While Saucon Valley was the private haven of the Bethlehem Steel big wigs back in the day, nearby Silver Creek was the stomping grounds of the plant supervisors. It's only a couple miles from Saucon, and boasts similar hilly terrain. The original 18 was laid out by Donald Ross in 1947, shortly before his death. Although Ross' original "Hill Nine" is highly regarded by golf critics today, it wasn't long before the membership declared it too difficult; it's cut out of the forest, with 200 feet in elevation changes (upwards of 125' on individual holes), an abundance of uphill/downhill/sidehill lies, and small, undulating greens. A third nine was added in 1960 by William and Dave Gordon, and combined with Ross' original valley holes to form the "Championship Course", making for a less masochistic round. Members and guests can still play the original Ross routing if on slow days if you ask the starter politely.
The Championship Course is a classic Northeastern parkland country club design, with mostly-generous fairways (some with mature overhanging trees carving off the edges of tee ball lanes for those of us curvier hitters), and plenty of uphill and natural dogleg holes playing to elevated "bike saddle" greens fronted by bunkers, usually on both sides. You'd better be dead-on with your irons when playing here, because missing your target line or distance by as little as 7 yards on your approach can mean the difference between a legit birdie putt or facing a short-sided bunker shot. No hidden hazards, but a few blind shots due to the elevation changes. Conditions were very good when I played it in early October, featuring carpet-like fairways with nary a broken tee to be seen on the tee boxes, and long nasty rough (my member host claimed the rough was longer than usual due to recent rains preventing timely mowing).
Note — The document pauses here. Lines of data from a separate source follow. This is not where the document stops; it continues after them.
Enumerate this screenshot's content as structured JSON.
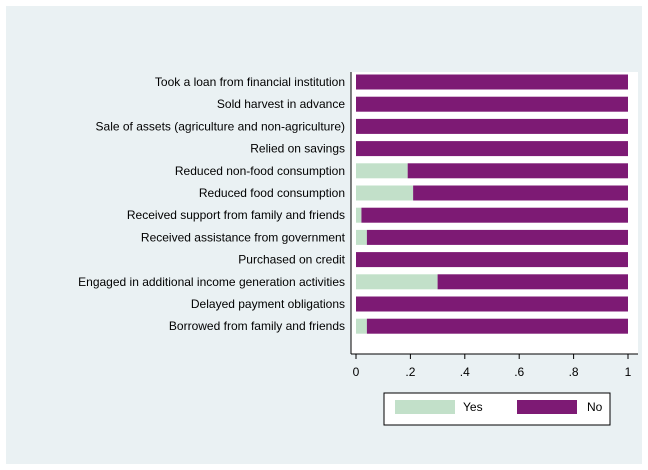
{
  "chart_data": {
    "type": "bar",
    "orientation": "horizontal",
    "stacked": true,
    "title": "",
    "xlabel": "",
    "ylabel": "",
    "xlim": [
      0,
      1
    ],
    "x_ticks": [
      0,
      0.2,
      0.4,
      0.6,
      0.8,
      1
    ],
    "x_tick_labels": [
      "0",
      ".2",
      ".4",
      ".6",
      ".8",
      "1"
    ],
    "grid": false,
    "legend_position": "bottom",
    "categories": [
      "Took a loan from financial institution",
      "Sold harvest in advance",
      "Sale of assets (agriculture and non-agriculture)",
      "Relied on savings",
      "Reduced non-food consumption",
      "Reduced food consumption",
      "Received support from family and friends",
      "Received assistance from government",
      "Purchased on credit",
      "Engaged in additional income generation activities",
      "Delayed payment obligations",
      "Borrowed from family and friends"
    ],
    "series": [
      {
        "name": "Yes",
        "color": "#c2e0c9",
        "values": [
          0.0,
          0.0,
          0.0,
          0.0,
          0.19,
          0.21,
          0.02,
          0.04,
          0.0,
          0.3,
          0.0,
          0.04
        ]
      },
      {
        "name": "No",
        "color": "#7d1a74",
        "values": [
          1.0,
          1.0,
          1.0,
          1.0,
          0.81,
          0.79,
          0.98,
          0.96,
          1.0,
          0.7,
          1.0,
          0.96
        ]
      }
    ]
  }
}
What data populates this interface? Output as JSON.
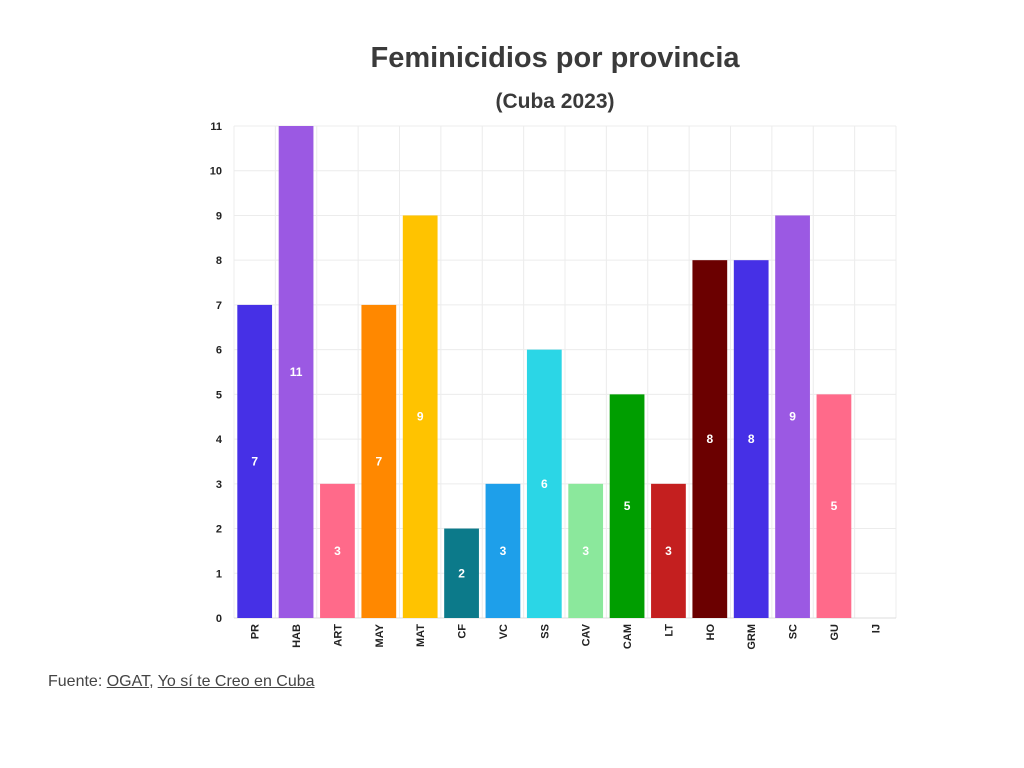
{
  "title": "Feminicidios por provincia",
  "subtitle": "(Cuba 2023)",
  "source": {
    "prefix": "Fuente: ",
    "link1": "OGAT",
    "separator": ", ",
    "link2": "Yo sí te Creo en Cuba"
  },
  "chart_data": {
    "type": "bar",
    "title": "Feminicidios por provincia",
    "subtitle": "(Cuba 2023)",
    "xlabel": "",
    "ylabel": "",
    "ylim": [
      0,
      11
    ],
    "yticks": [
      "0",
      "1",
      "2",
      "3",
      "4",
      "5",
      "6",
      "7",
      "8",
      "9",
      "10",
      "11"
    ],
    "grid": true,
    "legend": "none",
    "categories": [
      "PR",
      "HAB",
      "ART",
      "MAY",
      "MAT",
      "CF",
      "VC",
      "SS",
      "CAV",
      "CAM",
      "LT",
      "HO",
      "GRM",
      "SC",
      "GU",
      "IJ"
    ],
    "values": [
      7,
      11,
      3,
      7,
      9,
      2,
      3,
      6,
      3,
      5,
      3,
      8,
      8,
      9,
      5,
      0
    ],
    "data_labels": [
      "7",
      "11",
      "3",
      "7",
      "9",
      "2",
      "3",
      "6",
      "3",
      "5",
      "3",
      "8",
      "8",
      "9",
      "5",
      ""
    ],
    "colors": [
      "#4630e6",
      "#9b59e3",
      "#ff6a8a",
      "#ff8800",
      "#ffc300",
      "#0c7a8a",
      "#1e9fea",
      "#2bd6e6",
      "#8be89c",
      "#009e00",
      "#c41f1f",
      "#6b0000",
      "#4630e6",
      "#9b59e3",
      "#ff6a8a",
      "#ffffff"
    ]
  }
}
All day I seemed to be a club or two short, due to the soft turf, cooler October temps, uphill approach shots, and fall breezes, so club accordingly in less-than-ideal conditions. Rating: 8.25
Best Bar Nearby: Housed in the sprawling old school stone-and-white-siding clubhouse is a nice bar and grill with two medium-sized plasmas hanging over the bar. They make a half-decent buffalo wing and a nice T&T. For a semi-nearby Gentlemen's club, hit Coyote's Show Bar just off the 476 Northeast Extension Quakertown (?) exit. Also, nearby Copperhead Grille looked like a nice spot for a drink and an upscale meal.
Golf.com Review: Private, 27 holes, $$$$$ This club has two outstanding courses. The Championship Course has wide open fairways lined with intermittent trees that rarely cause problems for the better players. The large greens are undulating, and out-of-bounds stakes line many holes. There is a creek that winds through the course which comes into play on at least six different occasions. The Hill Nine Course is very wooded and hilly. The tree-lined fairways are narrow, and the large greens are undulating. The hilly terrain causes many changes in elevation in the fairways.